In quello che Renzi dice c’è un elemento di verità. Quando si accorge – alcuni di noi lo dicono da tempo – che il Pd è il terzo partito fra gli operai dice una cosa vera e drammatica. Ma c’è un nesso fra questo dato e il fatto che quando Marchionne discriminava gli operai alcuni nel Pd dicevano che dovevamo stare con Marchionne: e Renzi era fra questi. Un recente studio del Mulino dimostra che giovani, precari, disoccupati e operai votano Grillo, o Pdl. In rari casi votano Pd. È il problema più profondo e va legato alla discussione sulla forma partito. Il modello di partito che sceglieremo dipende da cosa vogliamo fare e chi vogliamo rappresentare. A Renzi dico che non può segnalare questi problemi, giusti, e poi mettere sul palco il precario e il finanziere d’assalto che dà dei ladri alle persone sbagliate, e cioè ai sindacati e ai padri che ’rubano’ ai figli. O si è confusi o si è in malafede.

Torna il ’ma anche’ del discorso del Lingotto di Veltroni?

Precari e finanzieri d’assalto hanno interessi differenti e confliggenti. L’idea di tenerli insieme è una sciocchezza. Ma nella retorica contro il sindacato del discorso di Renzi, che coglie un punto di verità – la difficoltà della rappresentanza della pluralità del lavoro – sembra di risentire il discorso di D’Alema al Palaeur nel noto congresso dello scontro con Cofferati (il congresso Pds del ’97, ndr). Quella lettura della società oggi è improponibile. E le scelte fatte in base a quella lettura hanno costruito la società iniqua e ingiusta di oggi. La crisi della rappresentanza va affrontata riconoscendo che ci sono interessi contrapposti e decidendo con chi si vuole stare. Se invece riproponiamo vent’anni dopo le cose che diceva la sinistra pensando che possano essere la soluzione a problemi che invece hanno contribuito a creare facciamo un’operazione di rimozione dei nostri errori. E rimuovendoli li ripeteremo. Se davvero Renzi vuole combattere l’establishment, non solo politico, e unirsi alla battaglia solitaria che alcuni di noi fanno da anni, smetta di pensare che il problema si risolva mettendo Della Valle al posto di Bazoli, o Serra al posto di Profumo. E che l’establishment da abbattere siano i sovrintendenti.

Renzi dice: «Quando presenteremo le proposte sul lavoro, domanderemo attraverso la rete il contributo degli imprenditori e dei lavoratori. Questa è la rivoluzione». È la rivoluzione?
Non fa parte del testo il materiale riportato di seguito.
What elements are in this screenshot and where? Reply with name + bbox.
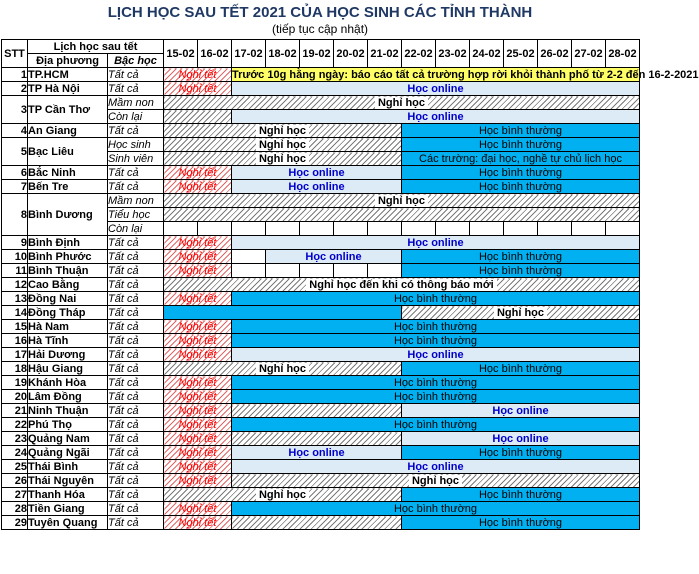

Dipende da che significa. Ci sono migliaia di imprenditori che cercano di competere innovando e non riducendo i diritti dei lavoratori, ma non ce la fanno perché il paese non li sostiene. Per carità, è importante coinvolgere tutti nella decisione, per carità è importante. Però penso che sarebbe molto rivoluzionario anche rispondere al principale quotidiano italiano che è una sciocchezza sostenere che privatizzare tutto è l’unica salvezza del paese. E che invece bisogna ritrovare un ruolo attivo dello stato nell’economia, come dicono anche i più avanzati economisti europei. Vogliamo fare la rivoluzione? Bene, ma la rivoluzione non si fa dicendo che Serra e i precari vogliono la stessa cosa: una cretinata.

Renzi ha appiccicato a voi sostenitori di Cuperlo l’immagine di conservatori, apparato e partitisti?

L’ho già detto, il ghostwriter di Renzi è il D’Alema di vent’anni fa. A occhio il conservatore è lui. Con l’aggravante che conserva un modello già fallito.

Nel Pd c’è un partito dei circoli contro un partito delle primarie?

No, nei circoli ci sono persone normali, come quelle che vengono alle primarie. Nella storia del Pd non c’è mai stata gran differenza fra voto delle primarie e dei circoli. Con Cuperlo abbiamo voluto da subito primarie aperte. Se discutiamo con il paese l’idea di partito e dell’Italia rendiamo più forte il Pd. Se ci chiudiamo a trattare di equilibri interni, no.

Ma se dalle primarie venisse un risultato diverso da quello dei circoli?

Non credo che avverrà. Dopodiché è vero, abbiamo un meccanismo barocco per la scelta del segretario. Ma chiunque sarà eletto, il giorno dopo sarà riconosciuto segretario del partito e avrà a cuore la missione di ricostruire un rapporto fra militanti ed elettori.